Plus loin, Kundera ironise sur les curieux palmarès de l’Histoire (littéraire, entre autres). Pourquoi méprise-t-on aujourd’hui Anatole France qui était adulé à son époque ? Et si les stars d’aujourd’hui (Schmitt, Lévy, Nothomb, Coelho) étaient les oubliés de demain ? Chaque époque dresse ses listes noires (et son hit-parade), manière d’exclure ce qui la gêne. Ainsi en est-il des écrivains maudits comme Céline, Roth, Kerouac, etc. « Si, jadis, l’Histoire avançait beaucoup plus lentement que la vie humaine, aujourd’hui c’est elle qui va plus vite, qui court, qui échappe à l’homme, si bien que la continuité et l’identité d’une vie risquent de se briser. » D’où la nécessité, pour Kundera, d’écrire des romans, qui interrogent l’âme humaine, les désordres de l’Histoire, le hasard et la nécessité de toute vie.
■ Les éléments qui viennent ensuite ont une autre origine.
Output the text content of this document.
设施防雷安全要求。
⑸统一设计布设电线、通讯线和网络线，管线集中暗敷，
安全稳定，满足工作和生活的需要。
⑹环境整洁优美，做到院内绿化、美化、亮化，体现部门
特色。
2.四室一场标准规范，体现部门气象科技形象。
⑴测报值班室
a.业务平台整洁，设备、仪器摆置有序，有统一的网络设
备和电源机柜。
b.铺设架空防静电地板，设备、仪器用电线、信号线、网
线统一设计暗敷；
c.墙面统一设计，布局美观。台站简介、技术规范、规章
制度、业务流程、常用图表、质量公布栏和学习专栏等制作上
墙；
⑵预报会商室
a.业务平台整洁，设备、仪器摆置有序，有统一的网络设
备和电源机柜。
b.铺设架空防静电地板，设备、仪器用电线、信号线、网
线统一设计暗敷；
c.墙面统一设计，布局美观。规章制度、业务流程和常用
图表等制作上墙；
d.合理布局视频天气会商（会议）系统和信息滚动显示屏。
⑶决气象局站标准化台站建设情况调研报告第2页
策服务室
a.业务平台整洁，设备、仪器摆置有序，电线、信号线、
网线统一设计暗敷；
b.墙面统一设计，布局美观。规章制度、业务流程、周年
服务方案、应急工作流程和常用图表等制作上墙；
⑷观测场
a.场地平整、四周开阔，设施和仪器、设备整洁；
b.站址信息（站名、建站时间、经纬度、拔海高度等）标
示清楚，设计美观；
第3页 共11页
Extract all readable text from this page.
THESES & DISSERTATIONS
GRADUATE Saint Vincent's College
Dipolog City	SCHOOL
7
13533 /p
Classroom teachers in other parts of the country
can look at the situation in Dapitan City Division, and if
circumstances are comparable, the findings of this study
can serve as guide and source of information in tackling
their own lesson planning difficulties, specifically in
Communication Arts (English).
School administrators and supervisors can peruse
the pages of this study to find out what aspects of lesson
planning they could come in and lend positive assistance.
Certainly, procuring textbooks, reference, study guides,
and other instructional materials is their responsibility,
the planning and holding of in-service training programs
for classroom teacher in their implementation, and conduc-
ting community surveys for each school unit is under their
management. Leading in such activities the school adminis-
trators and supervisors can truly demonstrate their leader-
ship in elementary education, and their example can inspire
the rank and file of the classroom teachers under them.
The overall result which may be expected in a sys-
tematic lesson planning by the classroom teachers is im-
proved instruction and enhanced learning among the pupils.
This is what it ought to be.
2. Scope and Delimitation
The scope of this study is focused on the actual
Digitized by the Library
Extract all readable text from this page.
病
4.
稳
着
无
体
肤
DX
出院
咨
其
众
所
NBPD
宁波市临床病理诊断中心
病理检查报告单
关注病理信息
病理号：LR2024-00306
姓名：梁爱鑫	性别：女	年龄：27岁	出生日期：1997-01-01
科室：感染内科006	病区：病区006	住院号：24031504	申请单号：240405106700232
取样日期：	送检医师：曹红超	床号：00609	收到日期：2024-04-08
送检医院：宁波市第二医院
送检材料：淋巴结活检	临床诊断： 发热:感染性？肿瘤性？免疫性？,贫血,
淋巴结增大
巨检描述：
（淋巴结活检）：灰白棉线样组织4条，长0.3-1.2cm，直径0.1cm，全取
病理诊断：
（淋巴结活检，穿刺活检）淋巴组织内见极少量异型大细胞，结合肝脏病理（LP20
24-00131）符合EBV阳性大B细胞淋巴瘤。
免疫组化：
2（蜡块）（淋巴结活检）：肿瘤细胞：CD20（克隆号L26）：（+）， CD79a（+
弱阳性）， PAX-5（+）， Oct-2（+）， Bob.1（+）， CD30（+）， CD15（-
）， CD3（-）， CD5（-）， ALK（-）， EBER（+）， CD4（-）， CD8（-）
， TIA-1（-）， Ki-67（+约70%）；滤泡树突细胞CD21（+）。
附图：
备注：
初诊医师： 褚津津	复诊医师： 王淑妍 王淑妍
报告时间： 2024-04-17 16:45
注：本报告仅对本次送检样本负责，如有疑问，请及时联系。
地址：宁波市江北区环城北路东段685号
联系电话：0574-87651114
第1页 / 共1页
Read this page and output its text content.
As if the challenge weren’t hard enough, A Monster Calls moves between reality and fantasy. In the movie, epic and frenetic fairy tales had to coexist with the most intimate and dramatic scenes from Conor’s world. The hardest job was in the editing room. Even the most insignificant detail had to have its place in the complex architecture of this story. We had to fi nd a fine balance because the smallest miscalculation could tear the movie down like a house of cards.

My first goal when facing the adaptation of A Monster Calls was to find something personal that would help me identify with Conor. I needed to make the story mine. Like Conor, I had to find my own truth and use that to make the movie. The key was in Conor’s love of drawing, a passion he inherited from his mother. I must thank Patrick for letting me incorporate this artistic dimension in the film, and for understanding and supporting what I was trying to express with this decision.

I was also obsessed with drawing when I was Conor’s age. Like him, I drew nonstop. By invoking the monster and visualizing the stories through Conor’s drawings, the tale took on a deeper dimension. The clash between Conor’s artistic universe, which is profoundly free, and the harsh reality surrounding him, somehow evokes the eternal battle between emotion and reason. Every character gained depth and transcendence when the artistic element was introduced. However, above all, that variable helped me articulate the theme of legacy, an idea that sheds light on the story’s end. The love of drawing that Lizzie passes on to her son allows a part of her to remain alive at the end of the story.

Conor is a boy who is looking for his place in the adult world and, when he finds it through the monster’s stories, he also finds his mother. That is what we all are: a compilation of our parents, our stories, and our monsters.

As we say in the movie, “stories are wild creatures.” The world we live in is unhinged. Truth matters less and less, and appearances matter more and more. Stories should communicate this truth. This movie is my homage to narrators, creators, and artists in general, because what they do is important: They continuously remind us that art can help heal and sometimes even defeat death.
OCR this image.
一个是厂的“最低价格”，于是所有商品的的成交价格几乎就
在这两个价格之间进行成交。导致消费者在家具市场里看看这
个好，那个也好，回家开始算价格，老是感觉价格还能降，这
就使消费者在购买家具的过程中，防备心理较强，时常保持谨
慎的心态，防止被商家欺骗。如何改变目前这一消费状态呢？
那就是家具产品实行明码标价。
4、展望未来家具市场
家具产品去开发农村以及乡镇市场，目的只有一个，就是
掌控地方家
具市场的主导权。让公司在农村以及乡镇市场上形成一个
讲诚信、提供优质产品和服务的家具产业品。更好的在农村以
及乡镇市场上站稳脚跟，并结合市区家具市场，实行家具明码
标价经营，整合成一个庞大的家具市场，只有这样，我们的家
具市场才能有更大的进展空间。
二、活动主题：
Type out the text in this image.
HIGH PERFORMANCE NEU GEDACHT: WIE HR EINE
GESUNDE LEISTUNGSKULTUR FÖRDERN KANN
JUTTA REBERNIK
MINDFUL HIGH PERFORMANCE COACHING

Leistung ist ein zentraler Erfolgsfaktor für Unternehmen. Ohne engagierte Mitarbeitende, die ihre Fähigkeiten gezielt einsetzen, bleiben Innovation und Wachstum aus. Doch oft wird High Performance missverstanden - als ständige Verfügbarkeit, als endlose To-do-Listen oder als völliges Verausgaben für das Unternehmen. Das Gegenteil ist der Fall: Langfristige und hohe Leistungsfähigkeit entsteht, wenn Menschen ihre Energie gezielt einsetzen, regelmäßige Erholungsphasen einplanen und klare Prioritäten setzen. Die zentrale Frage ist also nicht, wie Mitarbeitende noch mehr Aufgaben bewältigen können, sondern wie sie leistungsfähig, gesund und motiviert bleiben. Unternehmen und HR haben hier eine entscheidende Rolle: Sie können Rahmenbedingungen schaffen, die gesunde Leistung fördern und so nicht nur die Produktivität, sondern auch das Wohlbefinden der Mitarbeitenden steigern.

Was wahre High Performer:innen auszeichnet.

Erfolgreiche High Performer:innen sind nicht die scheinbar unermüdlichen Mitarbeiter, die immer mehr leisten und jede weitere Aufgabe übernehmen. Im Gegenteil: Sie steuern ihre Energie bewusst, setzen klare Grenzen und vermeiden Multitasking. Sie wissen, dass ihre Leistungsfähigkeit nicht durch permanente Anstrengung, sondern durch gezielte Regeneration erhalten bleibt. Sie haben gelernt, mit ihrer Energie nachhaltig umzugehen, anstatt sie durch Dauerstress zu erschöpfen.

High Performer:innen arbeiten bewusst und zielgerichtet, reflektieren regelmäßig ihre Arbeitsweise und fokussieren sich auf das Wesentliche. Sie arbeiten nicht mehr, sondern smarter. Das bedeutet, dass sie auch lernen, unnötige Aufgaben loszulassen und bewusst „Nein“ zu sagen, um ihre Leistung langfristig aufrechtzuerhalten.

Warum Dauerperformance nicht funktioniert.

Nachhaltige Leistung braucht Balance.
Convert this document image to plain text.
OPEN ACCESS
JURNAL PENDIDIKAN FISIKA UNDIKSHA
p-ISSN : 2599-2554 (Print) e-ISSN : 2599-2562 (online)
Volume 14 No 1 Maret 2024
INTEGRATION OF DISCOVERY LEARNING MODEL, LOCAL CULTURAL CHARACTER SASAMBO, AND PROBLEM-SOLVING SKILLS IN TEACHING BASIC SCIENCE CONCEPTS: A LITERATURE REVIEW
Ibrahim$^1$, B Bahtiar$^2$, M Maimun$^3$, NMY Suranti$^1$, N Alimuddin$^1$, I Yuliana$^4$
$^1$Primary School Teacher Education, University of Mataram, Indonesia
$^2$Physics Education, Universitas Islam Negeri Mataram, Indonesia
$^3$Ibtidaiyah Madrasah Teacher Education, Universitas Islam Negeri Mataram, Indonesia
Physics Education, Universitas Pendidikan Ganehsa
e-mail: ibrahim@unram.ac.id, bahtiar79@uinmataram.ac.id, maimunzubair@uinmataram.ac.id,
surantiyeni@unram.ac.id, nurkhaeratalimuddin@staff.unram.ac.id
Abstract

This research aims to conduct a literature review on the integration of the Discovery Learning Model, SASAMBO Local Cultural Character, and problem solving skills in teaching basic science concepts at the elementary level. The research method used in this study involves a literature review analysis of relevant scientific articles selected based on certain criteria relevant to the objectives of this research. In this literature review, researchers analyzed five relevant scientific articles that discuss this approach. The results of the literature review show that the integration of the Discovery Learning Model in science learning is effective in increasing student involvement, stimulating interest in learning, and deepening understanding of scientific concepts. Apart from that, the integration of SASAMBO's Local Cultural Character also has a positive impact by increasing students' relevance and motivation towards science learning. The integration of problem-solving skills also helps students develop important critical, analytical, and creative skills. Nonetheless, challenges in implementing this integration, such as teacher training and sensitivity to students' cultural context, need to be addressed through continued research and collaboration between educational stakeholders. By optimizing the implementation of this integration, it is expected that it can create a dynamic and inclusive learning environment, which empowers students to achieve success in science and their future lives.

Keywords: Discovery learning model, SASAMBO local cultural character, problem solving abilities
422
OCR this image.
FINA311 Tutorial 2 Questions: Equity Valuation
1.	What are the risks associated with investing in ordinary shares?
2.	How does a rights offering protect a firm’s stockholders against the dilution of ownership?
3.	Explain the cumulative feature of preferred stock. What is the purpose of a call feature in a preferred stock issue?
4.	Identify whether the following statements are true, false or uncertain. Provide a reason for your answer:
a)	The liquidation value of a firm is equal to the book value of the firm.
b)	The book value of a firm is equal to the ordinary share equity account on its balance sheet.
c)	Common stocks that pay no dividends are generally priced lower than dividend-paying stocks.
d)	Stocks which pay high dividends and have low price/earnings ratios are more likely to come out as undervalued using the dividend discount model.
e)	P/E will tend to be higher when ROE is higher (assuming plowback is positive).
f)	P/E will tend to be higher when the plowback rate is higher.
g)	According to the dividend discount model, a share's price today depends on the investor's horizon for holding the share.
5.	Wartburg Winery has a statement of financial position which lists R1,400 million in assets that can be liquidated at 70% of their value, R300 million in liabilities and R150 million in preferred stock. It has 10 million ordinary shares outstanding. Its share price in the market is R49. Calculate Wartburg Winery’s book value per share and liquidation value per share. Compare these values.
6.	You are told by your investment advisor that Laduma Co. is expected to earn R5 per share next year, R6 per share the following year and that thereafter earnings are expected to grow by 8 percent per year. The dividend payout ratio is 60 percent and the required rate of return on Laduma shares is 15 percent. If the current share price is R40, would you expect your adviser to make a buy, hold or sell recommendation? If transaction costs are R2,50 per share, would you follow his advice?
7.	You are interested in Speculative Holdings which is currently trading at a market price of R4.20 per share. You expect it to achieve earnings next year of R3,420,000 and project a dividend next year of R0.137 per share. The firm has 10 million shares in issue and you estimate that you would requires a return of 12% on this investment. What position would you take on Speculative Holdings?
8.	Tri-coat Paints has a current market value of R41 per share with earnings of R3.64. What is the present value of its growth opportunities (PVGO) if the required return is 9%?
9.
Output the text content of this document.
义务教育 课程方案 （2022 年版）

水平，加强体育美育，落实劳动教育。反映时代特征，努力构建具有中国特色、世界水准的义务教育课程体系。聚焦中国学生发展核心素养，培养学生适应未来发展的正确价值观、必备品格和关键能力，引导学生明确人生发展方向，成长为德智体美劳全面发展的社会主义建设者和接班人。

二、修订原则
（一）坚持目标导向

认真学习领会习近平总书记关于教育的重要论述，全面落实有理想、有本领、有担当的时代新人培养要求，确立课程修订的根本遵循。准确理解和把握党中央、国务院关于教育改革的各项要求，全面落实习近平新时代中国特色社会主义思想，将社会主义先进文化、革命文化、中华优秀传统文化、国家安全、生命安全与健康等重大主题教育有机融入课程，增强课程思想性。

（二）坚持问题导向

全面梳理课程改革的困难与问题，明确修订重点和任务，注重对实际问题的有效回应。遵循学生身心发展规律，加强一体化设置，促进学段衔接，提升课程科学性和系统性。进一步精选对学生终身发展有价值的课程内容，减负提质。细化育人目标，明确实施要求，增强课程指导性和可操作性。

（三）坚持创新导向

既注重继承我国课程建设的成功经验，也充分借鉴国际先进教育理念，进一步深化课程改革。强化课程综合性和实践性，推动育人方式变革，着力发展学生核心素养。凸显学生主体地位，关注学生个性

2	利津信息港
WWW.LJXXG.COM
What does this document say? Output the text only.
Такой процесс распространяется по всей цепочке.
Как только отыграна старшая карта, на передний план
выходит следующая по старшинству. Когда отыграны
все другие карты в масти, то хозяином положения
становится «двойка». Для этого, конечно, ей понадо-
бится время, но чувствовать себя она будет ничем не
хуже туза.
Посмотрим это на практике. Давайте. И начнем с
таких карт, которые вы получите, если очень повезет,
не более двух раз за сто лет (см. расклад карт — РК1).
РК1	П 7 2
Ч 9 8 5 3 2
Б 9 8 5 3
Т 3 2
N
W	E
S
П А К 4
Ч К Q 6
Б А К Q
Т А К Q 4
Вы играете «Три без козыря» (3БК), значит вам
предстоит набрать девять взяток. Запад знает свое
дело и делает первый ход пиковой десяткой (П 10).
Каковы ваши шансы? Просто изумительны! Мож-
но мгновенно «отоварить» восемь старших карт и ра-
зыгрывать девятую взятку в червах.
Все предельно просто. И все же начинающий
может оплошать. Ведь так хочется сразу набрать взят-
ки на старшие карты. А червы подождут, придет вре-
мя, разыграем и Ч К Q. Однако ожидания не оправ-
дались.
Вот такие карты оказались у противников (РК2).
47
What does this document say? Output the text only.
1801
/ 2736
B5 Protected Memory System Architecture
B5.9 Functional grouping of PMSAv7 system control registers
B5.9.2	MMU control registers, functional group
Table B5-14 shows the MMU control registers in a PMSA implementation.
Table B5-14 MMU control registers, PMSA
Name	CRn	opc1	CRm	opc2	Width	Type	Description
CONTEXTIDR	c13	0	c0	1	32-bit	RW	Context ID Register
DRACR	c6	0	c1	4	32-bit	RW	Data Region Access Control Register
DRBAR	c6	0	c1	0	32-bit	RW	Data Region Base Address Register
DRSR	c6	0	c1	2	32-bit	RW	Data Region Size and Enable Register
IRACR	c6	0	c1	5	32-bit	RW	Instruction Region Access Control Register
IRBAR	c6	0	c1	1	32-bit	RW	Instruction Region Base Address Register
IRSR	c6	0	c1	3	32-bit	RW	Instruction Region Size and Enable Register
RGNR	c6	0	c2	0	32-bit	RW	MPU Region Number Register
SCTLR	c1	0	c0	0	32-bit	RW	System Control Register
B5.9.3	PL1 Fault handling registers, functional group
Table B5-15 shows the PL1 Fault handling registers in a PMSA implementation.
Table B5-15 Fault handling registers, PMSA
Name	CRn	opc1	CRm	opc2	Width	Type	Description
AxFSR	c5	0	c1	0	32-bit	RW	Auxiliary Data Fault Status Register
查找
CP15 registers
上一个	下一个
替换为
Évoquant les rencontres déterminantes de sa vie (toute lecture n’est-elle pas en soi une rencontre, parfois décevante et parfois exaltante ?), Kundera achève sa réflexion sur une analyse du grand livre (trop méconnu) de Malaparte, La peau. Il y retrouve ses thèmes obsessionnels, mais aussi son goût pour la forme du roman, forme qui doit toujours s’inventer, s’adapter au sujet. Oscillant entre le reportage journalistique, le journal intime et le roman, le livre de Malaparte constitue un modèle pour Kundera : refus de toute psychologie, célébration de la beauté délirante, dénonciation du kitsch sous toutes ses formes, pièges et ironie de l’Histoire. On le voit : Kundera est chez Malaparte comme chez lui. Ce qui donne à ses réflexions une sorte d’intimité touchante qui sonne toujours juste.
La vie est une suite de rencontres qui nous forment et nous transforment. Avec les grandes œuvres, avec les autres, avec l’Histoire qui nous entraîne. Beaucoup de rendez-vous manqués, sans doute. Mais aussi que de découvertes et de surprises ! Milan Kundera les célèbre dans son livre comme Lautréamont, en 1870, célébrait la rencontre, sur une table d’opération, d’un parapluie et d’une machine à coudre !
* Milan Kundera, Une rencontre, Gallimard, 2009.